Kort hierna heeft ook een andere medewerker, [medewerker 1] , zich naar buiten en naar de vier mannen voor de etalage begeven. [medewerker 1] wees met zijn ene hand naar rechts en pakte vrijwel gelijk met zijn andere hand medeverdachte [medeverdachte 1] bij diens linker bovenarm. Op dat moment bewoog [medeverdachte 1] een stukje opzij naar rechts, met zijn bovenlijf iets overhellend, alsof [medewerker 1] hem opzij duwde. Dit leidde tot een fysiek conflict tussen de groep verdachten en de medewerkers van [bedrijf] , waarbij over en weer werd geduwd.
Escalatie in [straatnaam]
Na het begin van het conflict liepen de betrokken partijen verder [straatnaam] in, waardoor ze buiten het zicht van de camera’s van [bedrijf] raakten. De politie heeft echter de CCTR-camerabeelden van [straatnaam] bekeken en heeft beschreven dat daarop, op 26 april 2019 tussen 01:18 uur en 01:23 uur, een vechtpartij tussen acht personen te zien is. Hierbij werd door meerdere personen geslagen en geschopt. Ook werden enkele personen tegen de grond geslagen en geschopt terwijl zij op de grond lagen. De beelden zijn niet duidelijk genoeg om de personen te kunnen herkennen.

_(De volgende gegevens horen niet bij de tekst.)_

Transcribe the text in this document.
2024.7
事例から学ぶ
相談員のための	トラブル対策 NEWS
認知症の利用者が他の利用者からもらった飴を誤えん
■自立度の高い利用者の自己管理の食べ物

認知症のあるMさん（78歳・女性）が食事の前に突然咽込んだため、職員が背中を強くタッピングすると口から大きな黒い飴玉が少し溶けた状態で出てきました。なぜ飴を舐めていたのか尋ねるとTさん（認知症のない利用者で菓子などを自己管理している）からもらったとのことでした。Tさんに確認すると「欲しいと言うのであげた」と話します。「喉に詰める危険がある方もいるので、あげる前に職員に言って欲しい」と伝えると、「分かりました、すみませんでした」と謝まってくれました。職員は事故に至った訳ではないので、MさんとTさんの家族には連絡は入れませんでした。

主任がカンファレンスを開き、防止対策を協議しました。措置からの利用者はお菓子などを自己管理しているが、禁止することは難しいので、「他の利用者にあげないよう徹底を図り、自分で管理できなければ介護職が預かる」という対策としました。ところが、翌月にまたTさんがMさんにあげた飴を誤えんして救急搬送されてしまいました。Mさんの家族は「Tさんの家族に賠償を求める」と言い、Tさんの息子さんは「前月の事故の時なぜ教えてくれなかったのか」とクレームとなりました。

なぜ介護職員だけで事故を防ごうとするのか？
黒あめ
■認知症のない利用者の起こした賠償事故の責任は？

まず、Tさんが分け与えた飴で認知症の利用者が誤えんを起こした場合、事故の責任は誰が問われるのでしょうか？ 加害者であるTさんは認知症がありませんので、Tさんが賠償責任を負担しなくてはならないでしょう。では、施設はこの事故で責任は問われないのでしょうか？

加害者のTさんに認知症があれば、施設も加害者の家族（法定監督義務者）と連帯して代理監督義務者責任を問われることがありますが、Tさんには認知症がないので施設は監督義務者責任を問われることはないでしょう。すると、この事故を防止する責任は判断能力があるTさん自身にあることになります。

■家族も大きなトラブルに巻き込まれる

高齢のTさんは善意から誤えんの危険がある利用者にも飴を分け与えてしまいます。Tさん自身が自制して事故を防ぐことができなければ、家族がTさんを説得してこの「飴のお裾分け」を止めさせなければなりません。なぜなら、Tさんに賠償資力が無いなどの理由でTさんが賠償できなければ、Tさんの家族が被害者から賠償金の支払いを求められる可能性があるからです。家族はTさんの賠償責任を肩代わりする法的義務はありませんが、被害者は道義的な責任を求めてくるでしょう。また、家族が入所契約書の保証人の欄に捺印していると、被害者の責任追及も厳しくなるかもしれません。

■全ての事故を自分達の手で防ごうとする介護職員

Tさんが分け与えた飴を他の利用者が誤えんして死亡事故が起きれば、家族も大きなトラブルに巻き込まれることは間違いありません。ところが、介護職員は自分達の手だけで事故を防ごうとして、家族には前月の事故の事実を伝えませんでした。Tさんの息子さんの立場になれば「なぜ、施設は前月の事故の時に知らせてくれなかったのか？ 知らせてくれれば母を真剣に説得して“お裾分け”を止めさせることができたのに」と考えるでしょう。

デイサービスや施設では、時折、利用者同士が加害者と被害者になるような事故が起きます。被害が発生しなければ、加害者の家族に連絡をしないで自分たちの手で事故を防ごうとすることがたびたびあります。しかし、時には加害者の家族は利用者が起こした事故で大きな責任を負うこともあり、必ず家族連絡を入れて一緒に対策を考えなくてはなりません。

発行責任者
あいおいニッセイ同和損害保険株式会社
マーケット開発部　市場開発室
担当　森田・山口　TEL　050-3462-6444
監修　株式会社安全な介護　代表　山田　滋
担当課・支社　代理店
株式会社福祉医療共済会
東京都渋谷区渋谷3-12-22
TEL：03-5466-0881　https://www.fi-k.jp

Getuige [getuige] heeft bij de rechter-commissaris verklaard dat een groep jongens in gevecht was met de medewerkers van [bedrijf] en dat vier personen op straat met “ [medewerker 2] ” (de rechtbank begrijpt: [medewerker 2] ) hebben gevochten. [medewerker 2] heeft bij de rechter-commissaris verklaard dat hij buiten een klap in zijn gezicht kreeg en van achteren werd getrapt. Hierop had [medewerker 2] om zich heen geslagen om zichzelf vrij te krijgen. De klappen zijn over en weer gegaan, aldus [medewerker 2] .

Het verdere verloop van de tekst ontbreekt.